El fantasma del optograma…
Fantasma o no, el asesino o los asesinos habían pretendido llamar la atención sobre la imagen, su poder, su relación con los ojos. Ese órgano sensitivo debía de ser importante para el asesino, simbólico. Ese instrumento increíble era el pozo que ofrecía luz al cerebro, el túnel que conducía hasta el conocimiento del mundo físico. Y era también, desde el punto de vista artístico, el origen del cine. Sin ojo, no hay imágenes y no hay cine. La relación era tenue, pero existía. Lucie consideraba desde aquel momento al asesino como una personalidad escindida entre lo médico -el ojo como órgano que se diseca- y lo artístico -el ojo como medio de comunicación y portador de imágenes-. Al ser dos los asesinos, tal vez cada uno tuviera una competencia. Un médico y un cineasta…
Sumida aún en sus cavilaciones, Lucie se detuvo frente a una sandwichería. Su móvil vibró. Era Kashmareck. Sin preámbulos, le dijo:
– ¿En qué andas?
– Acabo de salir de la policía científica con algunas noticias, llego enseguida.
– Perfecto. Sé que es tarde, pero nos vamos a la clínica universitaria Saint-Luc, cerca de Bruselas.
Lucie compró un bocadillo y se puso de nuevo en camino.
– ¿Otra vez Bélgica?
– Sí. Hemos revisado las llamadas efectuadas por la víctima. Entre otros, Poignet habló con un tal Georges Beckers, especialista de las imágenes y del cerebro. Me diste su tarjeta. Trabaja en neuromarketing. No sabía siquiera que existiera ese oficio. Justo después de escanear el film, Claude Poignet le envió la dirección del servidor en el que había guardado una copia, y le pidió que lo analizara. Tenemos el film digitalizado, Lucie. Nuestros servicios están descargándolo. Voy a poner a trabajar de inmediato en ello a un especialista en lenguaje labial y a técnicos de la imagen. Vamos a despiezarlo al detalle.
Lucie suspiró en silencio. Los asesinos habían sido derrotados por la tecnología. Habían asesinado para guardar su secreto y éste se difundía en aquellos mismos instantes a través de los ordenadores de la policía.
– Y Beckers, ¿ha descubierto algo?
– Según él, Wlad Szpilman ya había pasado por su centro de investigación con el mismo film hará unos dos años. Szpilman conocía al director de entonces, fallecido de un paro cardíaco hace unos meses.

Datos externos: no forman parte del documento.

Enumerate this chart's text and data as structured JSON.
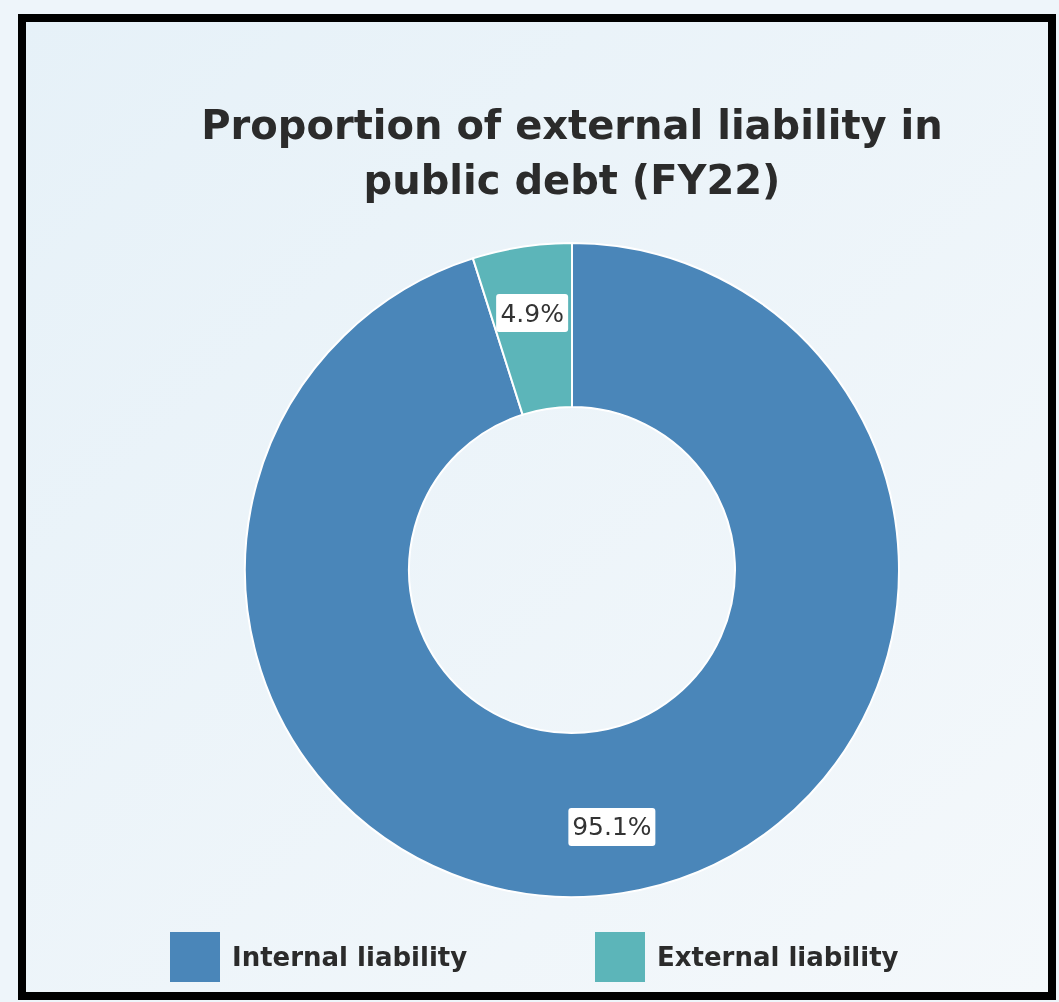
{
  "chart_data": {
    "type": "donut",
    "title": "Proportion of external liability in public debt (FY22)",
    "categories": [
      "Internal liability",
      "External liability"
    ],
    "values": [
      95.1,
      4.9
    ],
    "colors": [
      "#4a86b9",
      "#5cb5b9"
    ],
    "value_labels": [
      "95.1%",
      "4.9%"
    ],
    "legend": "bottom"
  }
}
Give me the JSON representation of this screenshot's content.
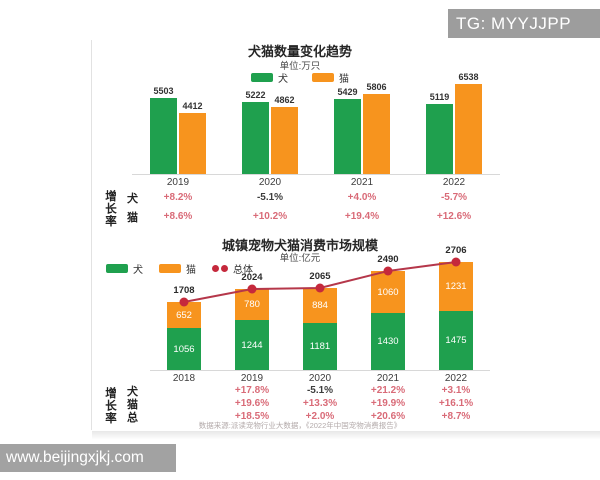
{
  "watermarks": {
    "top": "TG: MYYJJPP",
    "bottom": "www.beijingxjkj.com"
  },
  "colors": {
    "dog": "#1fa04e",
    "cat": "#f7941e",
    "line": "#b5374a",
    "dot": "#c5293c",
    "pink": "#d96b78",
    "dark": "#3d3d3d"
  },
  "chart_data": [
    {
      "type": "bar",
      "title": "犬猫数量变化趋势",
      "unit": "单位:万只",
      "categories": [
        "2019",
        "2020",
        "2021",
        "2022"
      ],
      "series": [
        {
          "name": "犬",
          "color_key": "dog",
          "values": [
            5503,
            5222,
            5429,
            5119
          ]
        },
        {
          "name": "猫",
          "color_key": "cat",
          "values": [
            4412,
            4862,
            5806,
            6538
          ]
        }
      ],
      "ylim": [
        0,
        6538
      ],
      "legend_position": "top-center",
      "growth": {
        "label": "增长率",
        "rows": [
          {
            "name": "犬",
            "values": [
              "+8.2%",
              "-5.1%",
              "+4.0%",
              "-5.7%"
            ],
            "dark_indexes": [
              1
            ]
          },
          {
            "name": "猫",
            "values": [
              "+8.6%",
              "+10.2%",
              "+19.4%",
              "+12.6%"
            ],
            "dark_indexes": []
          }
        ]
      }
    },
    {
      "type": "stacked-bar-line",
      "title": "城镇宠物犬猫消费市场规模",
      "unit": "单位:亿元",
      "categories": [
        "2018",
        "2019",
        "2020",
        "2021",
        "2022"
      ],
      "series": [
        {
          "name": "犬",
          "color_key": "dog",
          "values": [
            1056,
            1244,
            1181,
            1430,
            1475
          ]
        },
        {
          "name": "猫",
          "color_key": "cat",
          "values": [
            652,
            780,
            884,
            1060,
            1231
          ]
        }
      ],
      "line_series": {
        "name": "总体",
        "values": [
          1708,
          2024,
          2065,
          2490,
          2706
        ]
      },
      "ylim": [
        0,
        2706
      ],
      "legend_position": "left",
      "growth": {
        "label": "增长率",
        "rows": [
          {
            "name": "犬",
            "values": [
              "",
              "+17.8%",
              "-5.1%",
              "+21.2%",
              "+3.1%"
            ],
            "dark_indexes": [
              2
            ]
          },
          {
            "name": "猫",
            "values": [
              "",
              "+19.6%",
              "+13.3%",
              "+19.9%",
              "+16.1%"
            ],
            "dark_indexes": []
          },
          {
            "name": "总",
            "values": [
              "",
              "+18.5%",
              "+2.0%",
              "+20.6%",
              "+8.7%"
            ],
            "dark_indexes": []
          }
        ]
      },
      "source": "数据来源:派读宠物行业大数据，《2022年中国宠物消费报告》"
    }
  ]
}
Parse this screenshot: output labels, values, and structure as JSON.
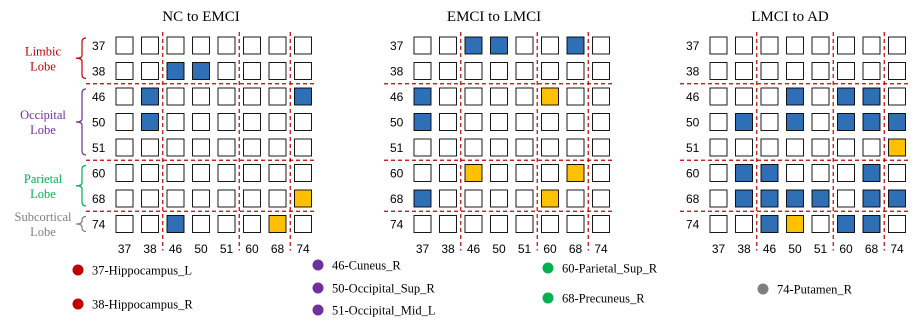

Lucie reflexionó, antes de responder.
– Wlad Szpilman debió de tener la misma intuición que el restaurador. Según su hijo, era de los que veían la misma película decenas de veces, tenía ojo de experto. Debió de acabar por sospechar que el film ocultaba cosas extrañas y por ello hizo analizarlo. Dos años es mucho tiempo, sin embargo.
– Vamos para allá ahora mismo. Hemos hablado con Beckers y nos espera. ¿Estás bien?
Ella miró su reloj. Más de las ocho.
– Déjeme pasar primero por el hospital. Quiero ver a mi hija y decirle por qué hoy no podré quedarme a dormir a su lado.